Mitani, on the mountain plateau between Yamaguchi and Tsuwano. Diesel car KIHA 40 2120. (2015)
This relatively important line in western Japan links the Japan Sea main line (San'in Honsen) with the Inland Sea main line (Sanyô Honsen). It has not only local services but also sees through intercity trains that cross the Japanese main island from sea to sea, linking the Yamaguchi area with the cities of Izumo, Matsue, Yonago and Tottori along the Japan Sea. At its southern end at Shin Yamaguchi passengers can change to and from the Shinkansen high-speed services up to Ôsaka and Tôkyô and down to Fukuoka and Kagoshima (on the island of Kyûshû). As the Yamaguchi-sen is the only railway connection to the prefectural capital at Yamaguchi (12, 7 km up the valley), its southern starting point, Ogoori, was renamed Shin Yamaguchi ("New Yamaguchi", or "the Shinkansen station of Yamaguchi") in 2003.
The Yamaguchi-sen is a diesel operated single-track railway line throughout. Between Shin Yamaguchi and the region of Yamaguchi town there are frequent local services, while about 6 trains cross the pass from there into the valley of Tsuwano and on to Masuda on the Japan Sea.
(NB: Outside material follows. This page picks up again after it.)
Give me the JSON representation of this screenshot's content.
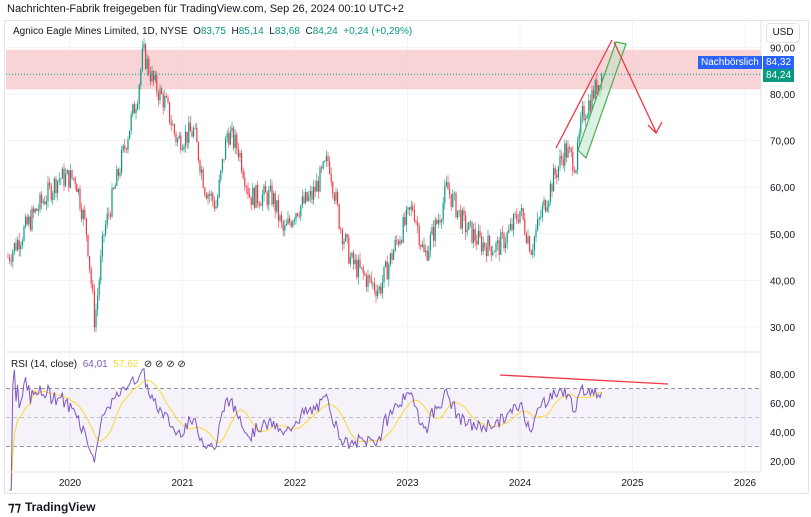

A few more trains from Yamaguchi end at Tsuwano, while three expresses pass over the line to and from the cities of Yonago and Tottori on the Japan Sea coast. From Yamaguchi (26 m above sea level) the train climbs steeply up to the mountain plateau and reaches the summit shortly after Tokusa (293 m above sea level). From there starts the descent to Tsuwano (157 m above sea level) and on to Masuda (5 m above sea level).
High mountains surround Yamaguchi town, which has been a cultural centre for many centuries; it is well known, among other things, for its beautiful five-story pagoda dating from 1471. The railway line through from Ogoori (now Shin Yamaguchi) to Masuda is 93, 9 km long, and it was built between 1913 and 1923. Unfortunately, depopulation of the area beyond Yamaguchi (Tsuwano alone lost half its population between 1970 and 2015) is evident, and the line lost its freight traffic (a through freight train not serving the line itself) in 2013. However, the Yamaguchi-sen has been a pioneer railway in reintroducing special steam services in 1979 (steam had ended in Japan in 1975), and these remain tremendously popular to this day.
One of the biggest problems the line faces are natural disasters caused mainly by very heavy rainfall, and winter sees some violent snowstorms. Almost the entire section from the plateau at Tokusa down to the Tsuwano area was destroyed on July 28, 2013, and services could only be fully resumed on August 23, 2014.